The largest bond exchange-traded fund has cruised past a new milestone: $100 billion in assets. 

The Vanguard Total Bond Market ETF
is the first to cross the line, with the $96 billion
iShares Core U.S. Aggregate Bond ETF
not far behind. The inflows are a testament to the enduring popularity of low-cost ETFs and investors’ appetite for bonds.

“ETFs are a vehicle of choice for many investors,” Sara Devereux, global head of fixed income at Vanguard, the world’s second-largest asset manager, told Barron’s. “We’ve seen the ETF space overall grow, and then within ETFs, we’ve seen the fixed income space grow.”

Vanguard has about $400 billion in fixed-income ETFs, she added.

The Vanguard Total Bond Market ETF and rival iShares Core U.S. Aggregate Bond ETF track a variation of the Bloomberg U.S. Aggregate Bond Index, or “Agg.” Both have beaten about 60% of their Morningstar Intermediate Core Bond fund category peers in the past 10 years.  

Vanguard Total Bond Market has delivered total returns this year of 2%, while the Bloomberg U.S. Aggregate Bond Index is up 1.64%. 

“Many investors know there’s diversification benefits to having some exposure to fixed income in conjunction with equity exposure,” said Todd Rosenbluth, head of research at VettaFi, a financial research and data company. “Bonds in general, and Vanguard’s Total Bond Market ETF in particular, provide some income and downside protection against stock market volatility.”

He said many investors are pairing Vanguard’s Total Bond Market ETF with either the
Vanguard S&P 500 ETF
or the
Vanguard Total Stock Market ETF.
“It’s natural that they want a low-cost, diversified product and Vanguard continues to provide that for many,” he added.

Rosenbluth said it’s likely that bond strategies will perform better in 2024 than they have done this year.
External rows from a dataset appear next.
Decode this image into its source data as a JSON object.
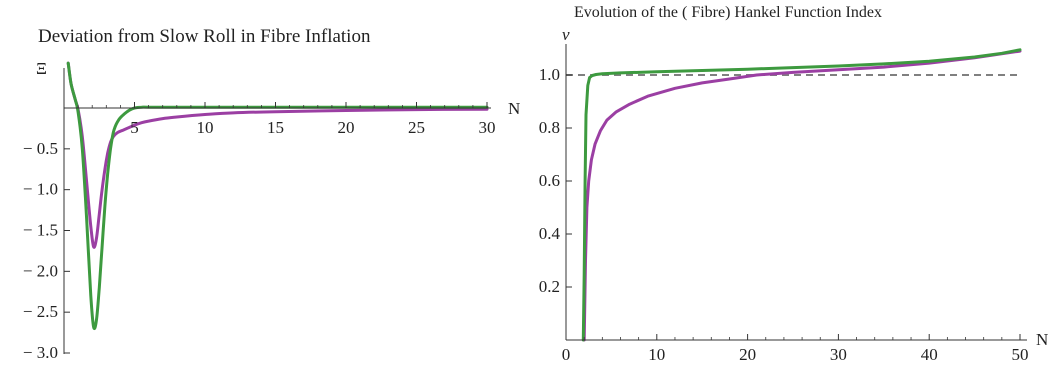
{
  "chart_data": [
    {
      "type": "line",
      "title": "Deviation from Slow Roll in Fibre Inflation",
      "xlabel": "N",
      "ylabel": "Ξ",
      "xlim": [
        0,
        30
      ],
      "ylim": [
        -3.0,
        0.6
      ],
      "x_ticks": [
        5,
        10,
        15,
        20,
        25,
        30
      ],
      "x_tick_labels": [
        "5",
        "10",
        "15",
        "20",
        "25",
        "30"
      ],
      "y_ticks": [
        -0.5,
        -1.0,
        -1.5,
        -2.0,
        -2.5,
        -3.0
      ],
      "y_tick_labels": [
        "− 0.5",
        "− 1.0",
        "− 1.5",
        "− 2.0",
        "− 2.5",
        "− 3.0"
      ],
      "grid": false,
      "colors": {
        "purple": "#9b3fa3",
        "green": "#3d9a3f"
      },
      "series": [
        {
          "color": "#9b3fa3",
          "x": [
            0.3,
            0.5,
            0.8,
            1.0,
            1.3,
            1.6,
            1.9,
            2.1,
            2.3,
            2.5,
            2.7,
            2.9,
            3.1,
            3.3,
            3.5,
            3.8,
            4.2,
            4.6,
            5.0,
            5.5,
            6.0,
            7.0,
            8.0,
            10.0,
            12.0,
            15.0,
            20.0,
            25.0,
            30.0
          ],
          "y": [
            0.55,
            0.3,
            0.1,
            -0.02,
            -0.35,
            -0.9,
            -1.45,
            -1.7,
            -1.6,
            -1.3,
            -1.0,
            -0.75,
            -0.55,
            -0.42,
            -0.35,
            -0.3,
            -0.27,
            -0.24,
            -0.21,
            -0.18,
            -0.16,
            -0.13,
            -0.11,
            -0.08,
            -0.06,
            -0.045,
            -0.03,
            -0.02,
            -0.015
          ]
        },
        {
          "color": "#3d9a3f",
          "x": [
            0.3,
            0.5,
            0.8,
            1.0,
            1.3,
            1.6,
            1.9,
            2.1,
            2.3,
            2.5,
            2.7,
            2.9,
            3.1,
            3.3,
            3.5,
            3.7,
            3.9,
            4.1,
            4.3,
            4.6,
            5.0,
            5.5,
            6.0,
            8.0,
            10.0,
            15.0,
            20.0,
            25.0,
            30.0
          ],
          "y": [
            0.55,
            0.3,
            0.1,
            -0.05,
            -0.5,
            -1.35,
            -2.3,
            -2.68,
            -2.6,
            -2.2,
            -1.7,
            -1.2,
            -0.8,
            -0.5,
            -0.3,
            -0.2,
            -0.14,
            -0.1,
            -0.07,
            -0.03,
            0.0,
            0.01,
            0.01,
            0.01,
            0.01,
            0.01,
            0.01,
            0.01,
            0.01
          ]
        }
      ]
    },
    {
      "type": "line",
      "title": "Evolution of the ( Fibre) Hankel Function Index",
      "xlabel": "N",
      "ylabel": "ν",
      "xlim": [
        0,
        50
      ],
      "ylim": [
        0,
        1.1
      ],
      "x_ticks": [
        0,
        10,
        20,
        30,
        40,
        50
      ],
      "x_tick_labels": [
        "0",
        "10",
        "20",
        "30",
        "40",
        "50"
      ],
      "y_ticks": [
        0.2,
        0.4,
        0.6,
        0.8,
        1.0
      ],
      "y_tick_labels": [
        "0.2",
        "0.4",
        "0.6",
        "0.8",
        "1.0"
      ],
      "reference_line": {
        "y": 1.0,
        "style": "dashed",
        "color": "#808080"
      },
      "grid": false,
      "series": [
        {
          "color": "#9b3fa3",
          "x": [
            2.0,
            2.15,
            2.3,
            2.5,
            2.8,
            3.2,
            3.8,
            4.5,
            5.5,
            7.0,
            9.0,
            12.0,
            15.0,
            18.0,
            21.0,
            25.0,
            30.0,
            35.0,
            40.0,
            45.0,
            50.0
          ],
          "y": [
            0.0,
            0.3,
            0.5,
            0.6,
            0.68,
            0.74,
            0.79,
            0.83,
            0.86,
            0.89,
            0.92,
            0.95,
            0.97,
            0.985,
            1.0,
            1.01,
            1.02,
            1.03,
            1.045,
            1.065,
            1.09
          ]
        },
        {
          "color": "#3d9a3f",
          "x": [
            1.9,
            2.0,
            2.1,
            2.2,
            2.4,
            2.6,
            2.9,
            3.3,
            4.0,
            6.0,
            10.0,
            15.0,
            20.0,
            25.0,
            30.0,
            35.0,
            40.0,
            45.0,
            48.0,
            50.0
          ],
          "y": [
            0.0,
            0.25,
            0.6,
            0.85,
            0.96,
            0.99,
            0.998,
            1.002,
            1.005,
            1.008,
            1.012,
            1.017,
            1.022,
            1.028,
            1.034,
            1.042,
            1.052,
            1.068,
            1.082,
            1.095
          ]
        }
      ]
    }
  ]
}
“There’s expectations that the Federal Reserve will cut interest rates, but even if they are high for longer, it’s unlikely that the Fed continues to raise interest rates in 2024, which means, if nothing else, investors are going to get the income from bonds and the added benefit is that they might get price appreciation from them as well,” Rosenbluth said.